Sunday, September 20, 2020

Should Clinical Trial Protocol be Made Public While the Trial is still ongoing?

Drug companies are under pressure for more and more transparency in clinical trials. It has been a common practice now to post the clinical trial in clinicaltrials.gov before the first patient is enrolled in the study. However, the registration in clinicaltrials.gov includes not all details about the clinical trial. For example, the planned statistical analysis, the interim analysis, stopping rule,... are usually not part of the items to be published. 

Transparency is also implemented after the clinical trial is completed. The clinical trial results need to be published in clinicaltrials.gov within one year of the last efficacy assessment. FDA is implementing a pilot program to encourage drug companies to post the clinical study report (CSR) and the statistical analysis plan (SAP). Some journal such as the New England Journal of Medicine (see an example) requires the study protocol and the SAP to be available as part of the supplemental material to the main publication. 

It is rare to see the study protocol or SAP to be published while the clinical trial is still ongoing. But this happens now for COVID-19 vaccine clinical trials. 

According to StatNews.com:

In an unprecedented show of transparency, the two frontrunners in the race to develop a Covid-19 vaccine released detailed protocols describing the studies testing their vaccines. The unusual step is part of an effort to proactively increase the public's trust in an eventual vaccine.
"This is an example of the comprehensive trial description that industry should be sharing," said Harlan Krumholz, a Yale cardiologist who has been a long-time advocate for increased transparency from drug companies.

The protocols are dense, and researchers will be poring over them in coming days. In both cases, there are plans for potentially stopping the studies early if the vaccines prove more effective than planned. Both protocols require that decision to be suggested by an independent Data Monitoring Committee, not by the companies.
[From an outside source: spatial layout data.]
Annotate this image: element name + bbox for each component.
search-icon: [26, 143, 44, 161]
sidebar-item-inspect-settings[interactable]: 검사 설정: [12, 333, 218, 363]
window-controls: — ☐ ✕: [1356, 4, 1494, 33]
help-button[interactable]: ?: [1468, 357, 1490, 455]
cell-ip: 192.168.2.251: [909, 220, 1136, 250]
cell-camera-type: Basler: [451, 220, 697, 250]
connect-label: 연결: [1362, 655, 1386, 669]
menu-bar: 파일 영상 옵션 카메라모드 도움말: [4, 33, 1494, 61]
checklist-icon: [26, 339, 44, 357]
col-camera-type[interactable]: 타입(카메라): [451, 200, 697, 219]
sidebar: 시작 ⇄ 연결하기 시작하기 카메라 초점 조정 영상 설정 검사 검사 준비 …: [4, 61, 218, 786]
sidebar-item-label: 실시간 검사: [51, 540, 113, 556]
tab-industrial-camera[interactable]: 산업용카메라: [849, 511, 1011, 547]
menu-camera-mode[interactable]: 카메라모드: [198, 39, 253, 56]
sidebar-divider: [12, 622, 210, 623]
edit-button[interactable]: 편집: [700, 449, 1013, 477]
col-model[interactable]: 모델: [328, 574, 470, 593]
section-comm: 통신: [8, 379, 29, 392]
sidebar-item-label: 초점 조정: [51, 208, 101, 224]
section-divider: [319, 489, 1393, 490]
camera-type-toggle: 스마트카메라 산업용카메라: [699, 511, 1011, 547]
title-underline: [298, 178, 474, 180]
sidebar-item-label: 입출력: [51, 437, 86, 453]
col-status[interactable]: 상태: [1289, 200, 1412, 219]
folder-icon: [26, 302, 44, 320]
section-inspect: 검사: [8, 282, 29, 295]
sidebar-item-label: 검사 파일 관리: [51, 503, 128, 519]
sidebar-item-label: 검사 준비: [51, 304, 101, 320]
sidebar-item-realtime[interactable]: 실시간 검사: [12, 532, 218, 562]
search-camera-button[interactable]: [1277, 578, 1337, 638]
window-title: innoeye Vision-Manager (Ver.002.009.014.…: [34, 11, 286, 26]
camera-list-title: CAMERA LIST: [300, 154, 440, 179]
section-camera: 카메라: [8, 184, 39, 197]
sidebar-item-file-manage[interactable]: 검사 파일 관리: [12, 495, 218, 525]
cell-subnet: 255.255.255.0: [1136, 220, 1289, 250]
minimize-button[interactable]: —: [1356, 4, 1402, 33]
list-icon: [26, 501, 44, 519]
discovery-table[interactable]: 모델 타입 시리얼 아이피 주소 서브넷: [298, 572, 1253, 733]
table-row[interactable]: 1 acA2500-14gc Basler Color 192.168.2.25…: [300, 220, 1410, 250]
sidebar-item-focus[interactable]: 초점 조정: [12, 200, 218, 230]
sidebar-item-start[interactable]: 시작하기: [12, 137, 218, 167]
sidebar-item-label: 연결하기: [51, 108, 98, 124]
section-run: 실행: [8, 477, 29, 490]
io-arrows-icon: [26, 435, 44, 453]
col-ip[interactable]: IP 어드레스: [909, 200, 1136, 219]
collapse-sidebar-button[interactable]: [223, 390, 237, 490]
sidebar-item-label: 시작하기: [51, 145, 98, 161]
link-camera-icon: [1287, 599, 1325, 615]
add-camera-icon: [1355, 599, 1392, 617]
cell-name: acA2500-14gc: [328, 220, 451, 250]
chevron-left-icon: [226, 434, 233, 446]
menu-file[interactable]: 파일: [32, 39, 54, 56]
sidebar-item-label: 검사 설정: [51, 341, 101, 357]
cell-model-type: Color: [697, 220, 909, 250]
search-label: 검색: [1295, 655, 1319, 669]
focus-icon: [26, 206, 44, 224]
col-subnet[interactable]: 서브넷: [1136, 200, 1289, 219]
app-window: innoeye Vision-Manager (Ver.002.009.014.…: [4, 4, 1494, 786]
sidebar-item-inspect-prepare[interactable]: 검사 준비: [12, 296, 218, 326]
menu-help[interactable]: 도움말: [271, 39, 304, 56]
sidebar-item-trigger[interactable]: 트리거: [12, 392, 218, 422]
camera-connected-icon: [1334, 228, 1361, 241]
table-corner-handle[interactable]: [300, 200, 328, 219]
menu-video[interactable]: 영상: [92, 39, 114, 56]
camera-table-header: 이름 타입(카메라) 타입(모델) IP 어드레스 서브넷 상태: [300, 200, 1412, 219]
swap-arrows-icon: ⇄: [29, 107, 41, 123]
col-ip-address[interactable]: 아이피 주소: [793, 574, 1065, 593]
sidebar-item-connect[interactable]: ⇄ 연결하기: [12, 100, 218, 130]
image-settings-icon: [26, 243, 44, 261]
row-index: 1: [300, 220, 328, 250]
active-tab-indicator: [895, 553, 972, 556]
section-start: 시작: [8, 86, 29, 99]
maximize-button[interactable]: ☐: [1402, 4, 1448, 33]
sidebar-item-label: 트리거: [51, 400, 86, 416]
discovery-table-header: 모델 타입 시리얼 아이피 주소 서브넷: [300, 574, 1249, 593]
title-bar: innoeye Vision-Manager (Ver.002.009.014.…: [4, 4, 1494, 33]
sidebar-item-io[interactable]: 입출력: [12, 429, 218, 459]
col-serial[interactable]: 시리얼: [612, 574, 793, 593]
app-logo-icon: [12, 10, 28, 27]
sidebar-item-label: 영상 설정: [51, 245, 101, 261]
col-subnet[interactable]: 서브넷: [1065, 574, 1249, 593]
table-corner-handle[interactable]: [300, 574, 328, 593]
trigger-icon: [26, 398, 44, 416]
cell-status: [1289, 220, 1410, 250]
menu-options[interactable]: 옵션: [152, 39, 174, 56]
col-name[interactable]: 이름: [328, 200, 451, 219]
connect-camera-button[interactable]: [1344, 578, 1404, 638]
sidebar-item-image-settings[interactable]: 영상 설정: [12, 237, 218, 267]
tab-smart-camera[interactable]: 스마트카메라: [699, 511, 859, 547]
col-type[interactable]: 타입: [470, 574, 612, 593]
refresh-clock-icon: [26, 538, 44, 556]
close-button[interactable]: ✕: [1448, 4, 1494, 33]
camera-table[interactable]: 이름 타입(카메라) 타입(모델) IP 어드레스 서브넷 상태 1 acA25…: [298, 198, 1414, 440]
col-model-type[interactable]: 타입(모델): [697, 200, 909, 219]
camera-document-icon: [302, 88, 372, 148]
And in both cases, this committee reports directly to the company, not to academics who are running the study, something some experts say is disappointing.

The Moderna protocol can be found here "A Phase 3, Randomized, Stratified, Observer-Blind,  Placebo-Controlled Study to Evaluate the Efficacy, Safety, and Immunogenicity of mRNA-1273 SARS-CoV-2 Vaccine in Adults Aged 18 Years and Older"

The Pfizer protocol can be found here "A Phase 1/2/3, Placebo-Controlled, Randomized, Observer-Blind, Dose-Finding Study to Evaluate the Safety, Tolerability, Immunogenicity, and Efficacy of SARS-COV-2 RNA Vaccine Candidates Against COVID-19 in Healthy Individuals"

AstraZeneca followed the suit and had just published its phase III study protocol. "A Phase III Randomized, Double-blind, Placebo-controlled Multicenter Study in Adults to Determine the Safety, Efficacy, and Immunogenicity of AZD1222, a Non-replicating ChAdOx1 VectorVaccine, for the Prevention of COVID-19". See the article "AstraZeneca, Under Fire for Vaccine Safety, Releases Trial Blueprints"

The unprecedented move by three leading COVID-19 vaccine development companies is mainly driven by what happened in their phase III clinical trials. AstraZeneca's trial was paused for data monitoring committee review and then resumed; Pfizer's trial had its sample size increased from the planned 30,000 to 44,000 volunteers; Moderna's trial was slowed down in enrollment in order to ensure minority representation.

These phase III clinical trials for the COVID-19 vaccine are under the public's scrutiny for every move. It is understandable that the public demands transparency to see clinical trial protocols. For regular clinical trials under normal circumstances, it is still not the time for drug companies to make the study protocols public.